Loss-of-function mutations in the X-linked MECP2 (Methyl CpG binding protein 2) gene drive RTT. MECP2 protein regulates gene expression in many cell types, and is required for normal nerve cell activity. In a recent study published in Bone, a group led by Drs. Mary Blue and Jay Shapiro of the Hugo W. Moser Research Institute at Kennedy Krieger Institute examined the role of MECP2 deficiency in osteoblast function and bone development. Their work suggests that MECP2 deficiency contributes to pathology that extends beyond the neurological developmental disorder.

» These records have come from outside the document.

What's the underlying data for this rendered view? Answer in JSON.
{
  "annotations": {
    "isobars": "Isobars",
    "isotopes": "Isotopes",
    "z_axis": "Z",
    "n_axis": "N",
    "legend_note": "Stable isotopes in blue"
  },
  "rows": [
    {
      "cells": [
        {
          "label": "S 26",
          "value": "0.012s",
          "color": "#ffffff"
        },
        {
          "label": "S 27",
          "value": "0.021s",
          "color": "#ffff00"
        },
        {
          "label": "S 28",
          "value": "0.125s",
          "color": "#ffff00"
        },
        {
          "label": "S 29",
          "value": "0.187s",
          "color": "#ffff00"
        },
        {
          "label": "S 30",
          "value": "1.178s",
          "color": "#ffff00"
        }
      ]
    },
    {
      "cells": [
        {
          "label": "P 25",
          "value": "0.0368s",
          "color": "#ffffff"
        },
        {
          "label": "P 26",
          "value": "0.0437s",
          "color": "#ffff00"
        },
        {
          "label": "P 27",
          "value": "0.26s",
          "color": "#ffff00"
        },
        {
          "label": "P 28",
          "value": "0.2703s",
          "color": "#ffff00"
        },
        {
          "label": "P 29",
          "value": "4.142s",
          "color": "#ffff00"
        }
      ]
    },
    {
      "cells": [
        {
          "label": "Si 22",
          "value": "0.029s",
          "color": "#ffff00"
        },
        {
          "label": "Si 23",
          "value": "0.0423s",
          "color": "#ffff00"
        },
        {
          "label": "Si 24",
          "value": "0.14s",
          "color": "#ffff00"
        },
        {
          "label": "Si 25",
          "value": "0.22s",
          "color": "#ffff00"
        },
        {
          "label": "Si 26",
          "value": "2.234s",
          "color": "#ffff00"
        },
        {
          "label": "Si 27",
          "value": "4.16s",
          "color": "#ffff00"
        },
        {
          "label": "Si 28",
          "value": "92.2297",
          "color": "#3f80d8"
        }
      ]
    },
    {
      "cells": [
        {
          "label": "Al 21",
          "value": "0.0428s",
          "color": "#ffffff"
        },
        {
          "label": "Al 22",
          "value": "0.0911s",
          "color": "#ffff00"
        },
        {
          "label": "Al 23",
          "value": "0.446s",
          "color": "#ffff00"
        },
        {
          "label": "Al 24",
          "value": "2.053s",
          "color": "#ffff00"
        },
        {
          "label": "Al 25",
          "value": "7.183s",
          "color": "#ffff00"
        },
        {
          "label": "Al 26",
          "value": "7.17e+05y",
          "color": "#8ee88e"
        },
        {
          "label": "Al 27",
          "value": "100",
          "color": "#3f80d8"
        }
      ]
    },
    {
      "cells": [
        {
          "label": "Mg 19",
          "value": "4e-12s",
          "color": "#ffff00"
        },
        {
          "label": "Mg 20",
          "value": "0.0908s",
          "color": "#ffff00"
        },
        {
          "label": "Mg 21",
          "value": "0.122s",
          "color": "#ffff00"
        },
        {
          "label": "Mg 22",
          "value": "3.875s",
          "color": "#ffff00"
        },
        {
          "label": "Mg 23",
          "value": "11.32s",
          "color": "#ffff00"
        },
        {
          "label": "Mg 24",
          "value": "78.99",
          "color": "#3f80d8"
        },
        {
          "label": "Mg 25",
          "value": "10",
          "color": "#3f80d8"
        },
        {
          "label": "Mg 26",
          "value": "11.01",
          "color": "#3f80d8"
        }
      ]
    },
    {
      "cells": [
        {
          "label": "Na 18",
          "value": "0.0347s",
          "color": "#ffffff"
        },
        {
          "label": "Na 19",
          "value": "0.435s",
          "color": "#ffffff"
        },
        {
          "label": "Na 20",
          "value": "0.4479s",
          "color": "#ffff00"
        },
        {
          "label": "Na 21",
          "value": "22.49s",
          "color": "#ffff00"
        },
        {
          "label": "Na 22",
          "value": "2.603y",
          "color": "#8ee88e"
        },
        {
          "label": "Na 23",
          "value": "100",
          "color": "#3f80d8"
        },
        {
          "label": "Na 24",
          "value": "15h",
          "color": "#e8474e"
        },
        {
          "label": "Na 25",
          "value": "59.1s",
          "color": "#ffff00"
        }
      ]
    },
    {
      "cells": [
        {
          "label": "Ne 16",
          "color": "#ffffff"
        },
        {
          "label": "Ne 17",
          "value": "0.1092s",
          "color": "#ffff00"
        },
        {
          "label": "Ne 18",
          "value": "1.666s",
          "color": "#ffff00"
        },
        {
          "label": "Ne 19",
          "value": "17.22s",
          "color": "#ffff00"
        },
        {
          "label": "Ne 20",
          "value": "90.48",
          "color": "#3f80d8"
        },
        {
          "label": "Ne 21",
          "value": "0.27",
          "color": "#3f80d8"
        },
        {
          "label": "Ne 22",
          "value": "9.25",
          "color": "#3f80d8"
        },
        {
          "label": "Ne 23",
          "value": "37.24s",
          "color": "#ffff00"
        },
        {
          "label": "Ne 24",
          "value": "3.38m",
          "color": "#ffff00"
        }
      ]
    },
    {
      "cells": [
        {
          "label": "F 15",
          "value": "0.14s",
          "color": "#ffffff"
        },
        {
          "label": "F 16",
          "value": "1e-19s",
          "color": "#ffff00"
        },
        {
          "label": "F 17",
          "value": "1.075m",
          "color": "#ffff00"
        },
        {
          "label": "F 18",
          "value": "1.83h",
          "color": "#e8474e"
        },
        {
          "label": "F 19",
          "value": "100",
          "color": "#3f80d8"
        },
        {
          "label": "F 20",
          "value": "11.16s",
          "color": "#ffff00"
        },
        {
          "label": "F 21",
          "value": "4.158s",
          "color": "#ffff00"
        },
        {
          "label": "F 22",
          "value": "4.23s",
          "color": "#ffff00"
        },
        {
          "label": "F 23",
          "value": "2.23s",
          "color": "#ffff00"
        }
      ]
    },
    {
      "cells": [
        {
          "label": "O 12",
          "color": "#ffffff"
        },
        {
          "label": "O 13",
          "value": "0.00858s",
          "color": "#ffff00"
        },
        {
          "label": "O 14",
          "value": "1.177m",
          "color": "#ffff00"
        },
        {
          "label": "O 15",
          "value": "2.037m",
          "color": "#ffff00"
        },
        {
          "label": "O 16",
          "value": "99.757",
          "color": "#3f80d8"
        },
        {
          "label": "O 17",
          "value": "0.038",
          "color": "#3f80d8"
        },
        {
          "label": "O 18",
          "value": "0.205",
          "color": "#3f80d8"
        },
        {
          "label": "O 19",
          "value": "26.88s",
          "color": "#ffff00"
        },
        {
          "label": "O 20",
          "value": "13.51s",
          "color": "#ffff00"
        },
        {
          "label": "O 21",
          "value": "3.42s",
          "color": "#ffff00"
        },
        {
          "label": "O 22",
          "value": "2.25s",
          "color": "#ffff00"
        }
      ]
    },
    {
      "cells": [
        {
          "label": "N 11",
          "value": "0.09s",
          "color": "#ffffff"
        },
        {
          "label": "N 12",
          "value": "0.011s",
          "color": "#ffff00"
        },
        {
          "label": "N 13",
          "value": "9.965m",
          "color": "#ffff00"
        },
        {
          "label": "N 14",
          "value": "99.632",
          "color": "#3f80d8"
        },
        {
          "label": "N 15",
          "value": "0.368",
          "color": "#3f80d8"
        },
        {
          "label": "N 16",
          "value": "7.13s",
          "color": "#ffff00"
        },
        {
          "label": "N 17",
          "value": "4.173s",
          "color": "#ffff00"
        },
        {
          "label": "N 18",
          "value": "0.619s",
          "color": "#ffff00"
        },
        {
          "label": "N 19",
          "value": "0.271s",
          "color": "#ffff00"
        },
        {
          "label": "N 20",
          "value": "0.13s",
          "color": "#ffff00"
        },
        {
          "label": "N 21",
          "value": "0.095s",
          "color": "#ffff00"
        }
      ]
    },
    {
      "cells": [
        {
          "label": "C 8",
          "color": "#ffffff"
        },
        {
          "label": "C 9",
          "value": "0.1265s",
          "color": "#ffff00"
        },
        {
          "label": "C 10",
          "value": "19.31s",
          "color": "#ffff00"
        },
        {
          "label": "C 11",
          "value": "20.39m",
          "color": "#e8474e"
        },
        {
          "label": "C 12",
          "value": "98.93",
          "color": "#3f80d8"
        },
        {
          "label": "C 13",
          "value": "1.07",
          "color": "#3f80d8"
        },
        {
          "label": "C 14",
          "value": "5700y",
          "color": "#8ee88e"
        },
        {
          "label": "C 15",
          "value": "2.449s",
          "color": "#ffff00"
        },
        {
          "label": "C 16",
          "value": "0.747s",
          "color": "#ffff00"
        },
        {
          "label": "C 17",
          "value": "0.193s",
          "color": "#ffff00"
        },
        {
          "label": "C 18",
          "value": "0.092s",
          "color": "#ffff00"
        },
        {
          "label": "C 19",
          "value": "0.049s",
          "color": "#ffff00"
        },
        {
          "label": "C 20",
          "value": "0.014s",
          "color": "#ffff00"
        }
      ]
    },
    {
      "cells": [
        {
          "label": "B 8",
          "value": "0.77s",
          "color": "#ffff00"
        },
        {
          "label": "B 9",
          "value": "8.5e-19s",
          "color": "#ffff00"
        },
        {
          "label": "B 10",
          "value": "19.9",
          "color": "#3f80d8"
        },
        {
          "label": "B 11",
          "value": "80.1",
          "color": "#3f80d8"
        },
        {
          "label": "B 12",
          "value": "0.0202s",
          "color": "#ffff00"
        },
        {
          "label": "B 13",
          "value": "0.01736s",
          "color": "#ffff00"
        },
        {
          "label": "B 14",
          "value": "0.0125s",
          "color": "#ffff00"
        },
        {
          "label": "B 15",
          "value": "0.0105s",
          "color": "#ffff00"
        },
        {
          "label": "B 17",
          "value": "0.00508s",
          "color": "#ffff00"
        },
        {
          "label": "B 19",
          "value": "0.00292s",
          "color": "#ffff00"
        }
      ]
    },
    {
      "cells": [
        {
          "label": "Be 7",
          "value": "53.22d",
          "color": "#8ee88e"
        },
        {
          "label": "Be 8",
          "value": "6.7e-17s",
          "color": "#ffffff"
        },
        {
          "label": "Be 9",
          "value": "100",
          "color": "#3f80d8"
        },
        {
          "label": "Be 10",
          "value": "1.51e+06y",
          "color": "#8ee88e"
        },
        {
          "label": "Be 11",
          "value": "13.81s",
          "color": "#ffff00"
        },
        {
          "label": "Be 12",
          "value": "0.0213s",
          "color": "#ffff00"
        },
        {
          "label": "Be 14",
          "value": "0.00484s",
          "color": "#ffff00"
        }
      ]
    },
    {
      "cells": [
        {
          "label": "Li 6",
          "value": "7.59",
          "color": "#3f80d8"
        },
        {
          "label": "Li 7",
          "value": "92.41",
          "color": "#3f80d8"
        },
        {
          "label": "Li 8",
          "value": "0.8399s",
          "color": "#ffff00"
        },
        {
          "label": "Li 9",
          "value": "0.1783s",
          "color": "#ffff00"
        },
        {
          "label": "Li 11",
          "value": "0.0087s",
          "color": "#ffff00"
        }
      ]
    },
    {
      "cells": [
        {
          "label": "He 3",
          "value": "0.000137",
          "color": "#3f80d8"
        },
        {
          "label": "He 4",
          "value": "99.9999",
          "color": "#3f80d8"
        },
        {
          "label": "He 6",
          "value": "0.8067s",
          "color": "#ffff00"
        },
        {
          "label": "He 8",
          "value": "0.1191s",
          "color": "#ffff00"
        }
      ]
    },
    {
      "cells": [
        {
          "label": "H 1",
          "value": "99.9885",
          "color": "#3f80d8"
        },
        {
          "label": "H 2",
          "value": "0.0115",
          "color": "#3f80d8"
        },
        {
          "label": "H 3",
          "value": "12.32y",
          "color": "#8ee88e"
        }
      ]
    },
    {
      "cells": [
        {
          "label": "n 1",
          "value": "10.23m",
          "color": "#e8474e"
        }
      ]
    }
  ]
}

Mutant Mecp2 mice have decreased osteoblast activity
Bone histological analyses in RTT mouse models and of biopsies from RTT patients have demonstrated that MECP2 mutations are associated with abnormal bone formation. To investigate the direct role of MECP2 on bone cell function, the authors examined the activity of osteoblasts and osteoclasts in the Mecp2-deficient mouse, B6.129P2(C)-Mecp2tm1.1Bird/J (003890). Compared to wild-type (WT) mice, Mecp2-null male mice have significantly reduced bone volume and density, including less tightly spaced trabeculae. Bone structure and organization in female Mecp2 heterozygous (HET) mutant mice, however, are not significantly different from female WT mice. In contrast, features of bone remodeling and mineralization rates are altered in both null males and HET females. Although bone-resorbing osteoclast numbers are similar to WT in both null males and HET females, fewer bone-rebuilding osteoblasts are observed in the Mecp2 mutants. Additionally, cultured osteoblasts from Mecp2-null male mutants show altered expression of the characteristic bone markers Runx2, Osterix (Sp7), and type I collagen mRNA compared to WT osteoblasts. These results demonstrate that MECP2 deficiency results in impaired osteoblast function, a finding which helps to explain the high rate of early-onset osteoporosis in RTT patients. This new appreciation for the direct linkage between osteoporosis and MECP2-deficiency may help researchers develop better-targeted therapies for the different pathologies of this disorder.